「っ俺だって、あなたのことが好きですって……伝えればよかった……」
その瞳を忘れても、どれだけ時間が経っても、色褪せないものが世界には溢れている。
溢れんばかりの涙が溢れて、頬を通りすぎていく。下に落ちても拭わずに、ただ、雨の中、愛を伝えていた。
雨の音が弱まっていく。
「あ、雨が…」
止んでしまう。止んでしまう前に……
目を瞑る彼女に、こんなに話しかけて意味はあるのか。それでも、足掻くんだ。足掻いて足掻いて、水の泡にでも消えたらいい。
そう、自信を持って言えたから。
「くま深いとこも、優しいけど不器用で、ほんとは頑張り屋で、笑って繕ってばっかなとこも…すぐ死にたいとか言う癖も……」
手をぎゅっと握りしめる。
「愛してる…」
その時、彼女の瞼が、ぴくりとする。
今、動いた―?
起きる。
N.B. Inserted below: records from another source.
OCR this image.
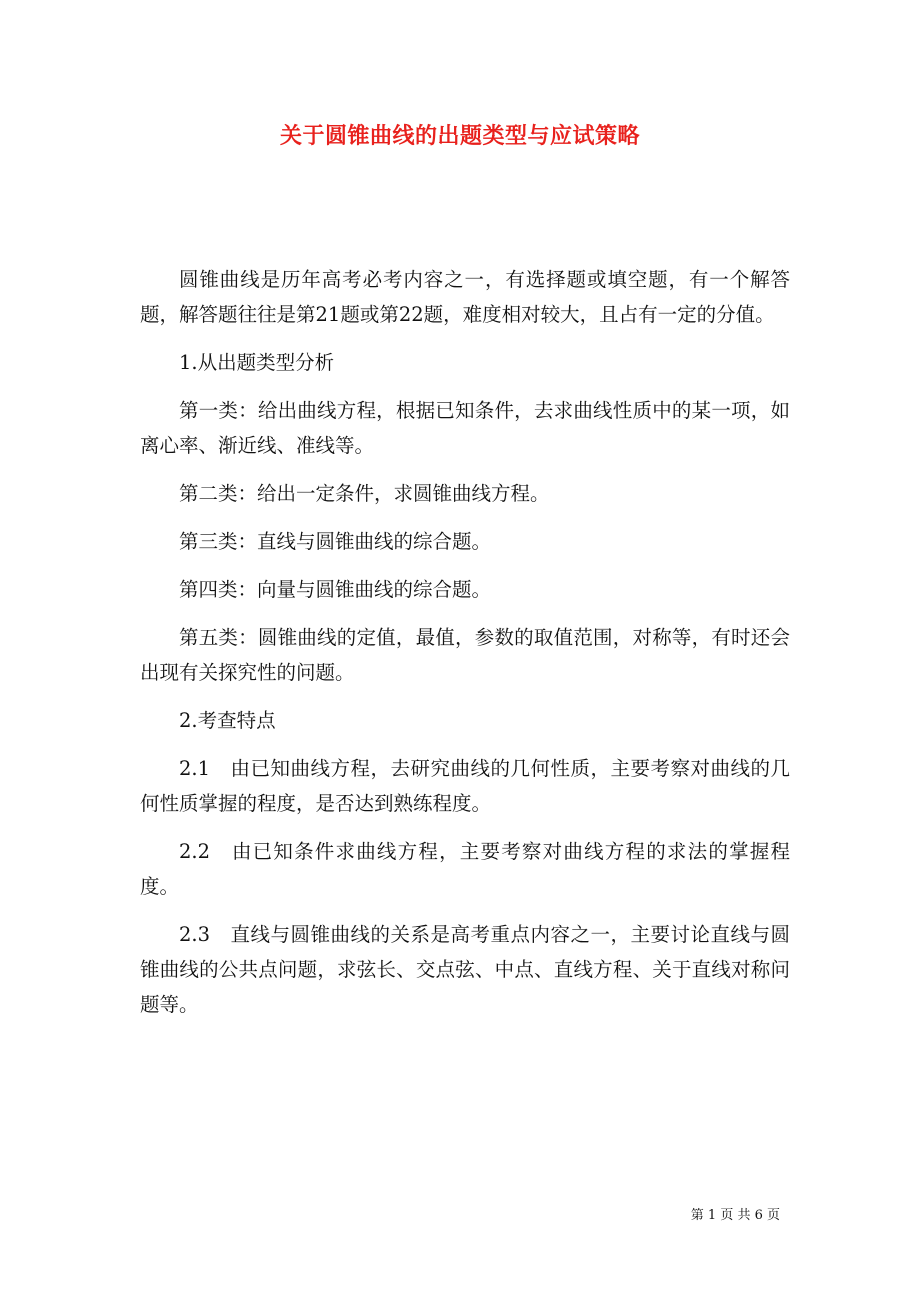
关于圆锥曲线的出题类型与应试策略

圆锥曲线是历年高考必考内容之一，有选择题或填空题，有一个解答题，解答题往往是第21题或第22题，难度相对较大，且占有一定的分值。

1.从出题类型分析

第一类：给出曲线方程，根据已知条件，去求曲线性质中的某一项，如离心率、渐近线、准线等。

第二类：给出一定条件，求圆锥曲线方程。

第三类：直线与圆锥曲线的综合题。

第四类：向量与圆锥曲线的综合题。

第五类：圆锥曲线的定值，最值，参数的取值范围，对称等，有时还会出现有关探究性的问题。

2.考查特点

2.1　由已知曲线方程，去研究曲线的几何性质，主要考察对曲线的几何性质掌握的程度，是否达到熟练程度。

2.2　由已知条件求曲线方程，主要考察对曲线方程的求法的掌握程度。

2.3　直线与圆锥曲线的关系是高考重点内容之一，主要讨论直线与圆锥曲线的公共点问题，求弦长、交点弦、中点、直线方程、关于直线对称问题等。

第 1 页 共 6 页
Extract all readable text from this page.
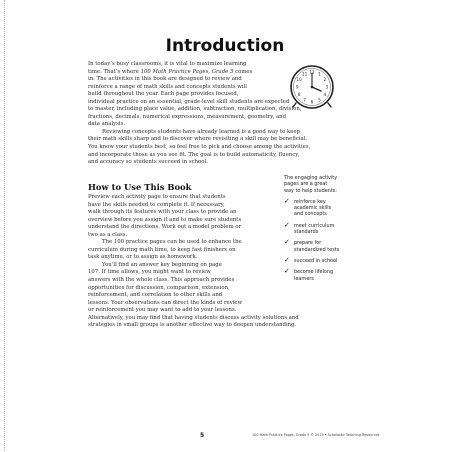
Introduction
12 1
2
3
4
5
6
7
8
9
10
11
In today’s busy classrooms, it is vital to maximize learning
time. That’s where 100 Math Practice Pages, Grade 5 comes
in. The activities in this book are designed to review and
reinforce a range of math skills and concepts students will
build throughout the year. Each page provides focused,
individual practice on an essential, grade-level skill students are expected
to master, including place value, addition, subtraction, multiplication, division,
fractions, decimals, numerical expressions, measurement, geometry, and
data analysis.
Reviewing concepts students have already learned is a good way to keep
their math skills sharp and to discover where revisiting a skill may be beneficial.
You know your students best, so feel free to pick and choose among the activities,
and incorporate those as you see fit. The goal is to build automaticity, fluency,
and accuracy so students succeed in school.
How to Use This Book
Preview each activity page to ensure that students
have the skills needed to complete it. If necessary,
walk through its features with your class to provide an
overview before you assign it and to make sure students
understand the directions. Work out a model problem or
two as a class.
The 100 practice pages can be used to enhance the
curriculum during math time, to keep fast finishers on
task anytime, or to assign as homework.
You’ll find an answer key beginning on page
107. If time allows, you might want to review
answers with the whole class. This approach provides
opportunities for discussion, comparison, extension,
reinforcement, and correlation to other skills and
lessons. Your observations can direct the kinds of review
or reinforcement you may want to add to your lessons.
Alternatively, you may find that having students discuss activity solutions and
strategies in small groups is another effective way to deepen understanding.
The engaging activity
pages are a great
way to help students:
✓ reinforce key
academic skills
and concepts
✓ meet curriculum
standards
✓ prepare for
standardized tests
✓ succeed in school
✓ become lifelong
learners
5	100 Math Practice Pages, Grade 5 © 2015 • Scholastic Teaching Resources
絶対に、目を開いてくれる。
「生きる意味なんて、空見たいとか雨が好きとか、死にたくないからとか。そんな、単純で、しょうもないものでいい…」
溺れてしまうどうしようもない彼女を、俺が、救い出してやる。
「自分は起きなくていい存在、自分はいなくても周りの人は幸せ、何のためにここにいるのか、わからなくなる。俺だって、誤魔化してたけど、同じで………」
精神が安定しなくなって、人が憎く見える。昇る太陽に、苛つくようになった。
「後悔しないようにして、人に嫌われたら終わりだと思って。笑顔を作って、壊れるくらいに猫を被って、朝が来るのが怖くなった」
夜を好んで、朝を憎んでいた。
「気付いたら、重度の不眠症になってた」
眠れなくて、眠り方を忘れて。
何もかもどうでもよくなって、イライラして、どうしようもない心に満たされなくて。
人を傷つけた。今にも残る、深い傷を。